Me voyant me diriger droit vers B. dont je lui avais dit combien j’appréciais son tango, Anton, un tanguero de mes amis, se mit à rire : «Si tu manges le dessert en premier, me dit-il, amusé, après, le reste va te paraître fade ! », mais il sait bien que je ne suis pas du genre stratège et calculateur et ne me reproche pas non plus de transgresser les codes du tango dont lui aussi, à sa manière, s’affranchit.

J’étais déjà de l’autre côté de la salle. B, en signe d’agrément, inclina la tête sur le côté et se leva. Je m’installai contre lui et, comme il est juste un peu plus grand que moi, mes épaules se sont emboitées dans les siennes.

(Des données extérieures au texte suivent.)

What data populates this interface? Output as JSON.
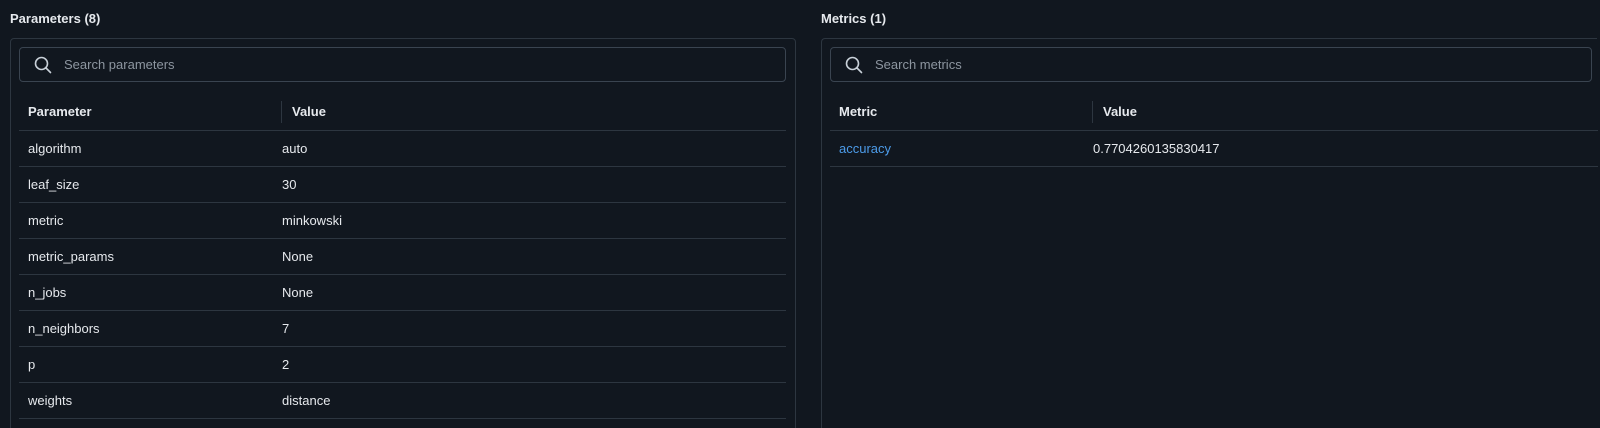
{
  "parameters": {
    "title": "Parameters (8)",
    "search_placeholder": "Search parameters",
    "columns": [
      "Parameter",
      "Value"
    ],
    "rows": [
      {
        "name": "algorithm",
        "value": "auto"
      },
      {
        "name": "leaf_size",
        "value": "30"
      },
      {
        "name": "metric",
        "value": "minkowski"
      },
      {
        "name": "metric_params",
        "value": "None"
      },
      {
        "name": "n_jobs",
        "value": "None"
      },
      {
        "name": "n_neighbors",
        "value": "7"
      },
      {
        "name": "p",
        "value": "2"
      },
      {
        "name": "weights",
        "value": "distance"
      }
    ]
  },
  "metrics": {
    "title": "Metrics (1)",
    "search_placeholder": "Search metrics",
    "columns": [
      "Metric",
      "Value"
    ],
    "rows": [
      {
        "name": "accuracy",
        "value": "0.7704260135830417"
      }
    ]
  },
  "colors": {
    "background": "#11171f",
    "border": "#2d3640",
    "text": "#e6e9ed",
    "link": "#4c9be8",
    "placeholder": "#8d96a0"
  },
  "icons": {
    "search": "search-icon"
  }
}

De ses bras, de son torse, il fait un nid douillet, et me garde là, sans bouger, le temps que les battements de nos cœurs s’accordent et s’apaisent. La chaleur de son corps se mélange à la mienne, puis il met les voiles et m’emmène dans la danse. Comme un poisson pilote, il navigue au milieu des danseurs. Beau temps. Parfois notre couple chavire, tangue, roule, ploye dans le branle de la danse et, tel un bâtiment antisismique dont les joints s’étirent, élastiques, pour ne pas casser, la forme de nos deux corps articulés change sans cesse de dimensions sans jamais se briser. A mes mouvements, il donne un contre-chant ; il m’attend, tranquille et, sur le temps, nous retombons sur nos pieds. Nous marchons, nous fuguons, il me berce, nous nous balançons ; à l’amble ou à l’opposé, nos jambes s’écartent, se rejoignent, s’entrecroisent, sans que jamais nos tempes ne se décollent l’une de l’autre ; nous sommes frères ou sœurs siamois qu’un même système nerveux irrigue. Notre abraso ne se desserre pas. Un croisé, plusieurs, avant, arrière, selon ce que la musique inspire à B. Il change de direction, s’efface et, pour tourner, me laisse juste et toute la place qu’il me faut, juste et tout le temps qu’il me faut. Son art ou l’intuition qu’il a de l’espace nécessaire m’épatent. Si les sensations du bercement ne duraient, vibrantes, au-dedans de mon corps, si nous ne tenions pas l’accord, la fin de la danse serait comme un arrachement à la chaleur douillette d’une couette. Mes fibres et mes membranes, que tous les sons des bols du Tibet n’arrivent pas à émouvoir, résonnent encore d’ondes de bien-être.

 

S’il y a des hommes pour qui le tango est une confrontation, un bras de fer, et qui n’autorisent à la femme aucune fantaisie, aucun clin d’œil à ce qui serait resté du plaisir du jeu chez l’un et chez l’autre, laissons-leur laissons l’illusion qu’ils ont atteint un stade supérieur de développement de l’homo sapiens. Pendant qu’ils se mobilisent pour la troisième guerre mondiale des bipèdes évolués, B. et moi, à moitié arboricoles encore, nous resterons dans les nuages, en haut des arbres, avec les Bonobos.